C'est maintenant que je commence à me poser des questions à la con, du genre : est-ce que c'est un minimum rangé chez moi ? Ou encore : merde, c'est quand la dernière fois que j'ai passé l'aspirateur ?

Pas que je sois une accro du ménage, maniaco-dépressive et psychorigide, hein. Bien au contraire j'ai la fâcheuse tendance à être un peu bordélique et j'ai pas spécialement envie de me casser la gueule lorsque je vais devoir tituber jusqu'à mon lit.

Je pousse la porte, au pire on s'en fout. Dans tous les cas, le canapé est pas loin donc j'aurai toujours moyen de me jeter dessus. Même si on doit le faire à deux.

J'ai même pas le temps d'allumer l'interrupteur et de fermer correctement la porte que Joli-cœur se dirige vers mon cou. Un à un, il dépose lentement une série de baisers, ses lèvres entraînant à chaque fois un bruit de sucions. La chaleur de son corps dans mon dos et la tiédeur de sa langue jouant avec ma peau fait louper à mon cœur un battement.

Je ferme les yeux. Putain, c'est tellement bon.

Je me retourne et approche mon nez du sien. Quand nos souffles se mélangent enfin, j'entrouvre les lèvres.

L'inconnu écrase ses lippes contre les miennes et il n'attends pas plus longtemps pour titiller ma langue. Je lui rend son baiser, ouvrant encore plus ma bouche, puis je m'abandonne entièrement.
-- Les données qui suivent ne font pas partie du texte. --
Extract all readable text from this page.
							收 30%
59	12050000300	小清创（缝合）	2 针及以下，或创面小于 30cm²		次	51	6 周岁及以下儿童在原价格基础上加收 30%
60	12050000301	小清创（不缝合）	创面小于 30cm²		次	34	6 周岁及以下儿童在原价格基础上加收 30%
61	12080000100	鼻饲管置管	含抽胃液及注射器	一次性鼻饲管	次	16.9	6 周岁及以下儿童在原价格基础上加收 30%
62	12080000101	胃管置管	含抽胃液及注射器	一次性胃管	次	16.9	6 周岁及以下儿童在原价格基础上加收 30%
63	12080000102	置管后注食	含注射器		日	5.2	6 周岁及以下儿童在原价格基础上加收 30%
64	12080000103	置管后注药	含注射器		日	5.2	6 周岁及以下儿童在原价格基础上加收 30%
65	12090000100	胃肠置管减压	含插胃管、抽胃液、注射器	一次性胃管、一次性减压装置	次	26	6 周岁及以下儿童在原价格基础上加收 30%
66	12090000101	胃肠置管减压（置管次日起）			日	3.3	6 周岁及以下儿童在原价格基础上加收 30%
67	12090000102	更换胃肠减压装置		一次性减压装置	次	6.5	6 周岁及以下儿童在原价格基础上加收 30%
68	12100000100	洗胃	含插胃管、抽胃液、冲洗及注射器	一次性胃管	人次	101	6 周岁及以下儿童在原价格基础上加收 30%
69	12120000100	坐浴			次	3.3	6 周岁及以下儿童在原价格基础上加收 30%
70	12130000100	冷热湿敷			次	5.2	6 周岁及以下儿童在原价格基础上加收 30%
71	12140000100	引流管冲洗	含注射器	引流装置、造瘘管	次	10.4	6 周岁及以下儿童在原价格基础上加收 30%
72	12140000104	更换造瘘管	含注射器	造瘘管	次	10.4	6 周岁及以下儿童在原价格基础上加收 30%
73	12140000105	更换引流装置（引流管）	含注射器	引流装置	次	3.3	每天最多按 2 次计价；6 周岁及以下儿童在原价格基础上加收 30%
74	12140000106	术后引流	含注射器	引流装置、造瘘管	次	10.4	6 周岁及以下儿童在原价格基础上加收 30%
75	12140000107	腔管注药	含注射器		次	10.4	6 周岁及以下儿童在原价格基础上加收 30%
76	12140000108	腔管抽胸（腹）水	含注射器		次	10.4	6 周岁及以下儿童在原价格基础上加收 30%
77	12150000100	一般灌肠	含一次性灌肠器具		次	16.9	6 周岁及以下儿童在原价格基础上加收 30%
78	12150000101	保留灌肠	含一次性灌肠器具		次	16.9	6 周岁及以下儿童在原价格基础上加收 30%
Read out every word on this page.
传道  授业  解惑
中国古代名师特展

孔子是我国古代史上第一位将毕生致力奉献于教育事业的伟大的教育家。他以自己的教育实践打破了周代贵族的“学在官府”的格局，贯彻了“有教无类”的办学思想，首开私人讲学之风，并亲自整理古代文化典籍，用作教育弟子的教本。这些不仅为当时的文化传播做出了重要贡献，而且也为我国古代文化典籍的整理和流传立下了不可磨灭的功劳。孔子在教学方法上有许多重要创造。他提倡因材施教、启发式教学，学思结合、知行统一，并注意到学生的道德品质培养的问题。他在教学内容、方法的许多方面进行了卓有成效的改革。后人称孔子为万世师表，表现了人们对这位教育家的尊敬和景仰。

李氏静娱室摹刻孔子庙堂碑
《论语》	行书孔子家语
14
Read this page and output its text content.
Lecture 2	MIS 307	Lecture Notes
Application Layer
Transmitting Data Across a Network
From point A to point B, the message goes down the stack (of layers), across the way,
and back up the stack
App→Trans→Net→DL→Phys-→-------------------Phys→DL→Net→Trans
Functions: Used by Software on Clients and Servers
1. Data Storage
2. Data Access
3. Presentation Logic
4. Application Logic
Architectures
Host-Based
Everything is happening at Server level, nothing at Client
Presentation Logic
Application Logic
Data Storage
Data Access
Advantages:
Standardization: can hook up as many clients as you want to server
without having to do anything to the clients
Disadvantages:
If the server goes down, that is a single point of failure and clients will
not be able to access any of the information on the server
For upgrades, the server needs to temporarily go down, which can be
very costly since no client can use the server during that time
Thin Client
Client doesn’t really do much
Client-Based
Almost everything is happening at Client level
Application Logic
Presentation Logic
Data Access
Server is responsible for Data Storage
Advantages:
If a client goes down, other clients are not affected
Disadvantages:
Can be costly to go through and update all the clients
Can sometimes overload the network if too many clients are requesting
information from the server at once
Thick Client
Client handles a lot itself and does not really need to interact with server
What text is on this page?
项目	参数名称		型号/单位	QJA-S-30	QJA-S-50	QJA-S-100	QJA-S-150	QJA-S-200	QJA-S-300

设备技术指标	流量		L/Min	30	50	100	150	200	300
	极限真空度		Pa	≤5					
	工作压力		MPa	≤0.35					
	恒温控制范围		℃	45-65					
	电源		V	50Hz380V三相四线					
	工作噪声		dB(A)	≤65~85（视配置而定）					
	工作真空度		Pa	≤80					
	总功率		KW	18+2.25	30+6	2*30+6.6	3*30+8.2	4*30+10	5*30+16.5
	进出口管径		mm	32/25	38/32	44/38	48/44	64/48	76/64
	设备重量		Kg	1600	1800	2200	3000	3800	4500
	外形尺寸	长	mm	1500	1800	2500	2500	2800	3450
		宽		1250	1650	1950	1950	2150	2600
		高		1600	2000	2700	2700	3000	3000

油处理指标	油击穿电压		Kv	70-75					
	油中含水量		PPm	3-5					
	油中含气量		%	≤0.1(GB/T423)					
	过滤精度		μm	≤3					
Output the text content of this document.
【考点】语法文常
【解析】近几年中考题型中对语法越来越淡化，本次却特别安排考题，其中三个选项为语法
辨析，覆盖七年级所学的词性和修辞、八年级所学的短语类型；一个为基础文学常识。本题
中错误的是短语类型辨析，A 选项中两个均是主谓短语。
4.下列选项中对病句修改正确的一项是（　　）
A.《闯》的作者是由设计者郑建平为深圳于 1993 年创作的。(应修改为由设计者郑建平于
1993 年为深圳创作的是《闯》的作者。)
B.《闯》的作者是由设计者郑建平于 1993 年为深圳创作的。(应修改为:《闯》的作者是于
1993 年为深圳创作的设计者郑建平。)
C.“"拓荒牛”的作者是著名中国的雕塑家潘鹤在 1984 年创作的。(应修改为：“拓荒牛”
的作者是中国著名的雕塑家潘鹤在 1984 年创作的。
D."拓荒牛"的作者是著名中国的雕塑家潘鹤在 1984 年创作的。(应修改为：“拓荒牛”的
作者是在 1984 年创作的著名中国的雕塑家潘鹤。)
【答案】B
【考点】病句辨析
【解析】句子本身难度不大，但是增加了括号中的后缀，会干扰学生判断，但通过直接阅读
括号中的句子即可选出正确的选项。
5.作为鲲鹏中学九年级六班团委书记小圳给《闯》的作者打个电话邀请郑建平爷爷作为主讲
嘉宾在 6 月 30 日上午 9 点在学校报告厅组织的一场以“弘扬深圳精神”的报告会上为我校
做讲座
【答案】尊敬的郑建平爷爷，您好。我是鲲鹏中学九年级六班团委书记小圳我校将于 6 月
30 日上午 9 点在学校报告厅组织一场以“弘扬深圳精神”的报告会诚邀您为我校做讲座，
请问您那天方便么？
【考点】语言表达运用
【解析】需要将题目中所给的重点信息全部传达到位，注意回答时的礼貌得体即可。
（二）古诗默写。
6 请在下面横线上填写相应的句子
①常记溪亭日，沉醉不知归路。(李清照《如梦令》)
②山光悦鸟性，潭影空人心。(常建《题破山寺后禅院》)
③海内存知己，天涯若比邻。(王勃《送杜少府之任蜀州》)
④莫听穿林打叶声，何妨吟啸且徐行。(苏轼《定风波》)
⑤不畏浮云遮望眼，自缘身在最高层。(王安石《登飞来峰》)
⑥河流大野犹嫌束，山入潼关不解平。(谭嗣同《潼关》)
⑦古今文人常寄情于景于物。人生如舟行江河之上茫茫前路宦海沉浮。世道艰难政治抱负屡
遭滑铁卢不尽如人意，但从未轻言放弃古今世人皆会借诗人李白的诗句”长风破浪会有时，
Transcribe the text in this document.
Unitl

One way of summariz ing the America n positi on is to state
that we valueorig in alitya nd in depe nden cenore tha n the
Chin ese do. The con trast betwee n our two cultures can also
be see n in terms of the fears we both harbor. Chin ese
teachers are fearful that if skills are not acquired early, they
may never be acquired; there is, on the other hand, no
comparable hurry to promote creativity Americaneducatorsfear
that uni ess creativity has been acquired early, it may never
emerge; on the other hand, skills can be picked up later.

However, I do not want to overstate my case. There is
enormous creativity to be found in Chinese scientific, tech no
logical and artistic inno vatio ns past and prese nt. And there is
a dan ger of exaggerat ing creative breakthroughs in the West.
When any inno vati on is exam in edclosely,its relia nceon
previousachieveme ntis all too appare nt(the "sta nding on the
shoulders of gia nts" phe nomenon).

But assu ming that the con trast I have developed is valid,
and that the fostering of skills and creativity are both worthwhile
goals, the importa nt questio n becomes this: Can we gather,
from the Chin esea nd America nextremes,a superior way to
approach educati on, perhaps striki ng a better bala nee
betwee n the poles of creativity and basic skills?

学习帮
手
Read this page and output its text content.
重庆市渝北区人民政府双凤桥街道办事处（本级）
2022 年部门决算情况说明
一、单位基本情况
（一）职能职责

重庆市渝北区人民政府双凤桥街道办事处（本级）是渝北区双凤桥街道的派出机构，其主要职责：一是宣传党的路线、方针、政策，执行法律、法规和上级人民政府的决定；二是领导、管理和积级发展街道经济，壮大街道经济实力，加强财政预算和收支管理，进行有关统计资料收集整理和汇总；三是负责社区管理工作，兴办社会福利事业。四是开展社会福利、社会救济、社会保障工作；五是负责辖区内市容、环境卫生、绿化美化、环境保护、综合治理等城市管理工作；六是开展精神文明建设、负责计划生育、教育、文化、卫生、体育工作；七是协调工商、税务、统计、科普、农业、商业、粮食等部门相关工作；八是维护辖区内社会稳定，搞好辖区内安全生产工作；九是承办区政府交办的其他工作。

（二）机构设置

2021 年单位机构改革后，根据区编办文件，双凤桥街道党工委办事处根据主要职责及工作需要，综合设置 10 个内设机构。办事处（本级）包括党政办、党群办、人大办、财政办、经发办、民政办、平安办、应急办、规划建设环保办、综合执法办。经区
Rien à foutre des autres, de ma vie. Je veux juste oublier le temps et savourer.

Mes mains plongent dans ses cheveux longs et tirent doucement dessus, pendant que l'inconnu caresse ma taille. Je pourrais rester comme ça une éternité...

Mais tous les deux à bout de souffle, on est contraint à se détacher l'un de l'autre. Putain, c'était beaucoup trop court.

-Tu pues l'alcool, je souris.

-J'peux savoir combien de whisky-coca tu t'es enfilée rien qu'en t'embrassant, il réplique.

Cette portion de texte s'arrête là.